Head of design for Audi, Wolfgang Egger, has told Auto Express that a reborn Quattro could enter production, but bosses for the company haven’t yet decided whether to base it on the Sport Quattro concept that just debuted at this week’s Frankfurt Motor Show or the smaller Quattro concept that was revealed at the 2010 Paris Motor Show.
While both draw their inspiration from the original Ur-Quattro of the 1980s, they vary wildly in both size and choice of powertrain. The 2010 Quattro concept was based on Volkswagen’s MQB platform, shared with such vehicles as the Golf and Audi A3. The Sport Quattro, meanwhile, was built atop the company’s larger MLB platform that’s used almost exclusively for Audi models, including the A5, which is also a coupe.

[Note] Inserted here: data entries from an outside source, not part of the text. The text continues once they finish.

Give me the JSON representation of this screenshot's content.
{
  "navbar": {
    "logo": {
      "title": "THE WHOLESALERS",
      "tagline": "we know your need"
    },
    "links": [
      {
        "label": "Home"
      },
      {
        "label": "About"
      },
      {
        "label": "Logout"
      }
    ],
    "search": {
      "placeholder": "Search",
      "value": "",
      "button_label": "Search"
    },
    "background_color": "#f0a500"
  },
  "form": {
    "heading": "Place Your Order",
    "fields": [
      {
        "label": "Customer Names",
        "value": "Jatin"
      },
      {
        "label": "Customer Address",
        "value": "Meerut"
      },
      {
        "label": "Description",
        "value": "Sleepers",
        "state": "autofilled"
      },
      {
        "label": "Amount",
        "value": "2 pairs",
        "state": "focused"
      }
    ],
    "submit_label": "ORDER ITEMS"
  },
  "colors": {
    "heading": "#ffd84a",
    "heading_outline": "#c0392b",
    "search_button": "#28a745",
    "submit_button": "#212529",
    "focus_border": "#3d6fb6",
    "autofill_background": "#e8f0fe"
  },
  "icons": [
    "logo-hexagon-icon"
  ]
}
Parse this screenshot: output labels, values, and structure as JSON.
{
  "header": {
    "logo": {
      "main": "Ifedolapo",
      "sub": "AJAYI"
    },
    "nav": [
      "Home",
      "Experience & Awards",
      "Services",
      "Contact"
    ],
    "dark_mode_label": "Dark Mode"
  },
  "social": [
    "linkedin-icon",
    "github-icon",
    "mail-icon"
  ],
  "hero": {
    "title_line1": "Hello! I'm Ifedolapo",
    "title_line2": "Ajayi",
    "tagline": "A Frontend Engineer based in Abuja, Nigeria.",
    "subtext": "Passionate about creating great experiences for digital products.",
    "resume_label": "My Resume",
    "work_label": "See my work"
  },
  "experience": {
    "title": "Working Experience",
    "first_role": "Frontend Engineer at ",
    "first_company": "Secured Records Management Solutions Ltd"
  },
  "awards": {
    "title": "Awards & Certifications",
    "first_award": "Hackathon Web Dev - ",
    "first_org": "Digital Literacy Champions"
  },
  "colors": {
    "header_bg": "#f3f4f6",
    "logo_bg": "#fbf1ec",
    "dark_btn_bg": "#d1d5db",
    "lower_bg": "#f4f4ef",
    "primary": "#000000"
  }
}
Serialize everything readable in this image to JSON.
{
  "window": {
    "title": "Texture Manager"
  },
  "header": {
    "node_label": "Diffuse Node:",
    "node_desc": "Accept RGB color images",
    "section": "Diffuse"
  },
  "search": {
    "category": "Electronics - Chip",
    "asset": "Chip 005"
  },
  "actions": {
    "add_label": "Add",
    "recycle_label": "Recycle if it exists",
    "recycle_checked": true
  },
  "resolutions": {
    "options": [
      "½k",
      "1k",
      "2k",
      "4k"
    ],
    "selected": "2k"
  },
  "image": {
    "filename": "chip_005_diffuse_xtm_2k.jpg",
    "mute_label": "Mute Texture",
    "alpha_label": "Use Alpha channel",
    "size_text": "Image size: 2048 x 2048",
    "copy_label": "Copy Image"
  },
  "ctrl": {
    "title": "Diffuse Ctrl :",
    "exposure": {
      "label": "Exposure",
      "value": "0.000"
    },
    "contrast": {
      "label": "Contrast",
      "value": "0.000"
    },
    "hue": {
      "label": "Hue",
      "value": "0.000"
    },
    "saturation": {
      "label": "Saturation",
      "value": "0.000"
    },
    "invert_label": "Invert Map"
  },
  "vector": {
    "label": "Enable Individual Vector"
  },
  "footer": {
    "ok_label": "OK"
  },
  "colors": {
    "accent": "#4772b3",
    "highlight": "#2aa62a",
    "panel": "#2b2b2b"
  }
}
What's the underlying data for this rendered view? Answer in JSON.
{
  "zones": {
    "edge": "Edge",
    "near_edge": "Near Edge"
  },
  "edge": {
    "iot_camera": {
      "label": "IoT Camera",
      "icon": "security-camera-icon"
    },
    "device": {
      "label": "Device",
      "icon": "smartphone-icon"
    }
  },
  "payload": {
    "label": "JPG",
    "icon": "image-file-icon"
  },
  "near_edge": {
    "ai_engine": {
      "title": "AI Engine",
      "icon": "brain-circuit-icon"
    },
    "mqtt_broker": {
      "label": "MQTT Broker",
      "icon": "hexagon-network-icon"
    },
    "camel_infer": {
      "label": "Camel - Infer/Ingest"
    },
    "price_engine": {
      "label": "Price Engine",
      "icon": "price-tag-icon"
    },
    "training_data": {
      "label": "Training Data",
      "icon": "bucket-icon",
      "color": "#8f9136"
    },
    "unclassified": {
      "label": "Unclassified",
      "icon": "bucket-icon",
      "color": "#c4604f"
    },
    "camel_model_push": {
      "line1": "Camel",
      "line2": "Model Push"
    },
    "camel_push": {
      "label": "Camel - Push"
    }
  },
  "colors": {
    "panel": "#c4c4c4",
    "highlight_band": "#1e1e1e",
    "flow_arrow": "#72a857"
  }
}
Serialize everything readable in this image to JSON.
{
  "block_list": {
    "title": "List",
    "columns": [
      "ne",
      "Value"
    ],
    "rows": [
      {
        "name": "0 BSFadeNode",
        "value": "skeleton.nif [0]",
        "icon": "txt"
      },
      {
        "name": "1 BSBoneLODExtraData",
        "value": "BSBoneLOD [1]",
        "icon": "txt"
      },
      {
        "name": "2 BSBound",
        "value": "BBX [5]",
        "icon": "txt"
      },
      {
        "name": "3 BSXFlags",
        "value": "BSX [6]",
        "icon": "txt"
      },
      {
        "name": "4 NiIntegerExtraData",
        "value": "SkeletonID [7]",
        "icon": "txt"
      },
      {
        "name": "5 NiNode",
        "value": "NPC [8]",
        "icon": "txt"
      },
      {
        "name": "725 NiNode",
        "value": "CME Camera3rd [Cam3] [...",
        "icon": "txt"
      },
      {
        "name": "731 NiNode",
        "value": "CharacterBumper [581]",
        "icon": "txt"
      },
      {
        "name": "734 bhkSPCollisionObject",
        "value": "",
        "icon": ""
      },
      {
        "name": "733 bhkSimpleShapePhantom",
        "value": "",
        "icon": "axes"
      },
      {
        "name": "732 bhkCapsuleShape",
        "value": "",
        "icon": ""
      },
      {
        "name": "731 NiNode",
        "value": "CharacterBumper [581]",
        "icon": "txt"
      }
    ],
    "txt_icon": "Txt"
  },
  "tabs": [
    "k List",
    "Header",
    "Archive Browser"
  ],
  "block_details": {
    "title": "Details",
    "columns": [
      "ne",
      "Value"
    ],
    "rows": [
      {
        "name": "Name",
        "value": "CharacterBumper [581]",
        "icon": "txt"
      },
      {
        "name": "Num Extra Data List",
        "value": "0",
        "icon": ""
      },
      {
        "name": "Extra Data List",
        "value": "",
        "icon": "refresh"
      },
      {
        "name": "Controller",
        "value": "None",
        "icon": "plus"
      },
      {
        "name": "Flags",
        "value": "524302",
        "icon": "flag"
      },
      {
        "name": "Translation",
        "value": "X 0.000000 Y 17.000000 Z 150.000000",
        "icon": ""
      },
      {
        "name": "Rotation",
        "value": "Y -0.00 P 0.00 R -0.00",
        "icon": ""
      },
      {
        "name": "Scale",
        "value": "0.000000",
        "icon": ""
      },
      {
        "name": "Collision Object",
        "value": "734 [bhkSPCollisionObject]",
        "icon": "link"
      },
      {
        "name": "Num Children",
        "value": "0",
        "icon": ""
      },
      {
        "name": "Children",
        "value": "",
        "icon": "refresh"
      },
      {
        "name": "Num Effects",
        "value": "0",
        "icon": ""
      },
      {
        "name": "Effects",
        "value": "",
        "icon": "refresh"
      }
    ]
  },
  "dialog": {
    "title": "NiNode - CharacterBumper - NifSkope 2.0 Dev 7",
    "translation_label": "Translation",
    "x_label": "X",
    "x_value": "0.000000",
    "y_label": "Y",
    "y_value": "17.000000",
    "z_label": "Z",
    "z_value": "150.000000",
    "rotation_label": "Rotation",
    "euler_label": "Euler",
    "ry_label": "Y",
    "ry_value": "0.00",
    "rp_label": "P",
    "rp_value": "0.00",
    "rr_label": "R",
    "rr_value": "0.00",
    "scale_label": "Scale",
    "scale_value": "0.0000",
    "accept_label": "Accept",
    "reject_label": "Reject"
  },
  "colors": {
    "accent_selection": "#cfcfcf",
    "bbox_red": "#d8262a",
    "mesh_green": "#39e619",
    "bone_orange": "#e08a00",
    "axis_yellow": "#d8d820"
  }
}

Under their hoods, the 2010 Quattro concept simply employs a version of the same 2.5-liter engine used in the TT RS, tuned to deliver 408 horsepower, while the Sport Quattro goes nuclear with a twin-turbo V8 hybrid powertrain that develops 700 hp and 590 pound-feet of torque. Both, of course, employ quattro all-wheel drive just like their forebearer.
As for which one we think Audi will choose if the project gets rubber-stamped for production, there are good arguments on both sides. We’ve heard a limited-edition production version may command Porsche 911-like dollars, or even beyond. The larger, Sport Quattro and its supercar-caliber powertrain would likely require more than R8 money, and a production model based on the smaller, more affordable Quattro concept of 2010 would likely be more in keeping with the mission of the original (not to mention easier to produce).
We’ve actually driven the latter Quattro concept, which you can read about here, so we’re hoping Audi throws us the keys to the Sport Quattro soon. You know, just so we can offer our informed opinion.